Nous passerons brièvement en revue ce modèle de la ‘prévention de la récidive’ pour ensuite faire un inventaire des recherches effectuées concernant l’efficacité thérapeutique de traitement cognitivo-comportemental des abuseurs sexuels. Ensuite nous tirerons les conclusions qui s’imposent en fonction des critères variables de validité des recherches discutées.

 

 

Le modele de la ‘prevention de la recidive’

 

La ‘prévention de la récidive’ n’est pas une modalité théorique qui rendrait compte de l’étiologie de la déviance sexuelle, mais une approche thérapeutique qui a d’abord trouvé son champ d’application dans le domaine des dépendances comme le tabagisme, l’alcoolisme et la toxicomanie (Georges et Marlatt, 1989). . Le modèle de base de  a été modifié et progressivement adapté au domaine des ‘actes violents’ et des abus sexuels (Laws, 1989).

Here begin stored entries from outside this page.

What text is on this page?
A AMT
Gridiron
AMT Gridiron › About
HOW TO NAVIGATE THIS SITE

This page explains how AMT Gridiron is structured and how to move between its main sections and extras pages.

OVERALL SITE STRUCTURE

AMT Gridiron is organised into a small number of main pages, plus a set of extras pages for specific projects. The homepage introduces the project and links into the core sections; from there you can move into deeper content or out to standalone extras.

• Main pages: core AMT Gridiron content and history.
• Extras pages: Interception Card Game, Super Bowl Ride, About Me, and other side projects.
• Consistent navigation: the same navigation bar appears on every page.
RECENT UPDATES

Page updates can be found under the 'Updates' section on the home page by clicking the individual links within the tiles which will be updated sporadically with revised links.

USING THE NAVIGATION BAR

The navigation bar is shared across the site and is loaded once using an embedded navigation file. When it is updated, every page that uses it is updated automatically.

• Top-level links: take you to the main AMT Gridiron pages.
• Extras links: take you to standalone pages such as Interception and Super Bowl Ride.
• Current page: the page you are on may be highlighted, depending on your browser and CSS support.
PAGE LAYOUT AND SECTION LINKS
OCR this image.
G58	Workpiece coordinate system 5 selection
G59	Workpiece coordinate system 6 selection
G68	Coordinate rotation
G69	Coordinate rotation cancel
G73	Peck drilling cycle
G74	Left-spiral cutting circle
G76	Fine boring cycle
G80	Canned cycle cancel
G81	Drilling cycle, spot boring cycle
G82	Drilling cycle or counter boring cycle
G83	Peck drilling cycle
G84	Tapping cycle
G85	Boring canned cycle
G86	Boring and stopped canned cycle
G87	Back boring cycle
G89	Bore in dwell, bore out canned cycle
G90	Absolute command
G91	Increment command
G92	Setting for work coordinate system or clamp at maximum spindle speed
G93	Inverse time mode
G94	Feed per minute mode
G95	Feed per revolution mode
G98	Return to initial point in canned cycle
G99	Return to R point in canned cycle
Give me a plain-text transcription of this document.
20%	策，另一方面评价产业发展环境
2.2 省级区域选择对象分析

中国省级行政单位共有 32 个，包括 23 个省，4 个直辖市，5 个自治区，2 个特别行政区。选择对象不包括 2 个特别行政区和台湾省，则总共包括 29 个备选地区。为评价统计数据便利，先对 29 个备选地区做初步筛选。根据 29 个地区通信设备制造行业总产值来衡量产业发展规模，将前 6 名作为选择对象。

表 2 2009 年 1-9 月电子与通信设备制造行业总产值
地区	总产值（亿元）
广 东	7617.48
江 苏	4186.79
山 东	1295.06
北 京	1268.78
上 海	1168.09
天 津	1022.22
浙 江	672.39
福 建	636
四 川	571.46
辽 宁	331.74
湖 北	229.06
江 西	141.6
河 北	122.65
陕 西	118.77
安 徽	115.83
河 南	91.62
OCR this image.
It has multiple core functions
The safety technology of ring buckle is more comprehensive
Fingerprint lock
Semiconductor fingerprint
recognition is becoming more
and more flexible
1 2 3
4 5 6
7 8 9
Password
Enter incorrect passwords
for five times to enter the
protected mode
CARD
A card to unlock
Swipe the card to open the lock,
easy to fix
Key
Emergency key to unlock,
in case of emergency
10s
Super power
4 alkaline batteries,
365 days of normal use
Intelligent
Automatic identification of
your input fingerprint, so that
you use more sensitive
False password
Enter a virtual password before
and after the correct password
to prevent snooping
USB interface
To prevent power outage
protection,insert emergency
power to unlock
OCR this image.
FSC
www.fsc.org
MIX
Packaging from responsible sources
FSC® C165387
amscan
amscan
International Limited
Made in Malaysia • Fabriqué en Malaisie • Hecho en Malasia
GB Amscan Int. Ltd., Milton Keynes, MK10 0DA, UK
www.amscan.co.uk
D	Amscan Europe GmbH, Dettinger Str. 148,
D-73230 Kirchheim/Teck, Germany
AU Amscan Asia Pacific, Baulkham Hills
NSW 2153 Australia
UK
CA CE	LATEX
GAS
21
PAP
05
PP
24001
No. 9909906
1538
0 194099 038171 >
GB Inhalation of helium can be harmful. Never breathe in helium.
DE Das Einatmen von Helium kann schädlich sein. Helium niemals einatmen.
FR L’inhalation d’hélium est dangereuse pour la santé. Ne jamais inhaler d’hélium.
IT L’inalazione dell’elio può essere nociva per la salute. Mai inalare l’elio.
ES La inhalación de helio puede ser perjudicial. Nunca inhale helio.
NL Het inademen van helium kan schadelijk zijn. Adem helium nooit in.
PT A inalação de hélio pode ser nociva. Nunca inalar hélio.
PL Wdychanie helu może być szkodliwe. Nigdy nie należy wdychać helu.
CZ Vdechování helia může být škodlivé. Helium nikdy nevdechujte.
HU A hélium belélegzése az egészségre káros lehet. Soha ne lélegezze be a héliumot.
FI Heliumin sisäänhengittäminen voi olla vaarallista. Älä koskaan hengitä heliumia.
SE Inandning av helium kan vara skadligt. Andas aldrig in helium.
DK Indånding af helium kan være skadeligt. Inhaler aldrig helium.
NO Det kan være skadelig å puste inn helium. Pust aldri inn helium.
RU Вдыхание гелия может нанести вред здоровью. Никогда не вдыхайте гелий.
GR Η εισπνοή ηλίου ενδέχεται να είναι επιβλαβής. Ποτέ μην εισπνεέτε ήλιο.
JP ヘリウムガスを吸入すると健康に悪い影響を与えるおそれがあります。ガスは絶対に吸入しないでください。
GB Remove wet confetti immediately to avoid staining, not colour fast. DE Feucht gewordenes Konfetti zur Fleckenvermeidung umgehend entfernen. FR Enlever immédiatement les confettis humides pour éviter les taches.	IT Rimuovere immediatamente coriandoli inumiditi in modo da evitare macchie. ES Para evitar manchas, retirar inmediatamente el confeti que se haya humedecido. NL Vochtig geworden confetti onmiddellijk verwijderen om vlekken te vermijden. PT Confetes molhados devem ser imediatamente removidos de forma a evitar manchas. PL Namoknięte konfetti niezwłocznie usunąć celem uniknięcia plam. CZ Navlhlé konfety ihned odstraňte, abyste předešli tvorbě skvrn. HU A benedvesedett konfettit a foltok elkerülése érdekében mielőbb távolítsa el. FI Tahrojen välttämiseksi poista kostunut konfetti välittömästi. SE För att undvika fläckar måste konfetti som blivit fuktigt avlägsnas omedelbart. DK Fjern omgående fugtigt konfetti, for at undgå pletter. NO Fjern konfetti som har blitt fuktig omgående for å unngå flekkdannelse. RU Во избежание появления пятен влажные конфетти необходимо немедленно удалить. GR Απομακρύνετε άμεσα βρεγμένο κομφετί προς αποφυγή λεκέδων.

La prévention de la récidive est, dans son fondement, un programme d’auto-contrôle dont le but est d’éviter que ne se déclenche à nouveau le processus qui mène un sujet à commettre un nouvel abus sexuel. Dans ce cadre, elle recherche le maintien à long terme des changements du comportement induit par une thérapie. Pour ce faire, elle intègre les théories et techniques thérapeutiques émanant des courants comportementalistes et cognitivistes qu’elle utilise pour apprendre aux sujets différentes possibilités d’anticiper et de traiter adéquatement le problème de la rechute.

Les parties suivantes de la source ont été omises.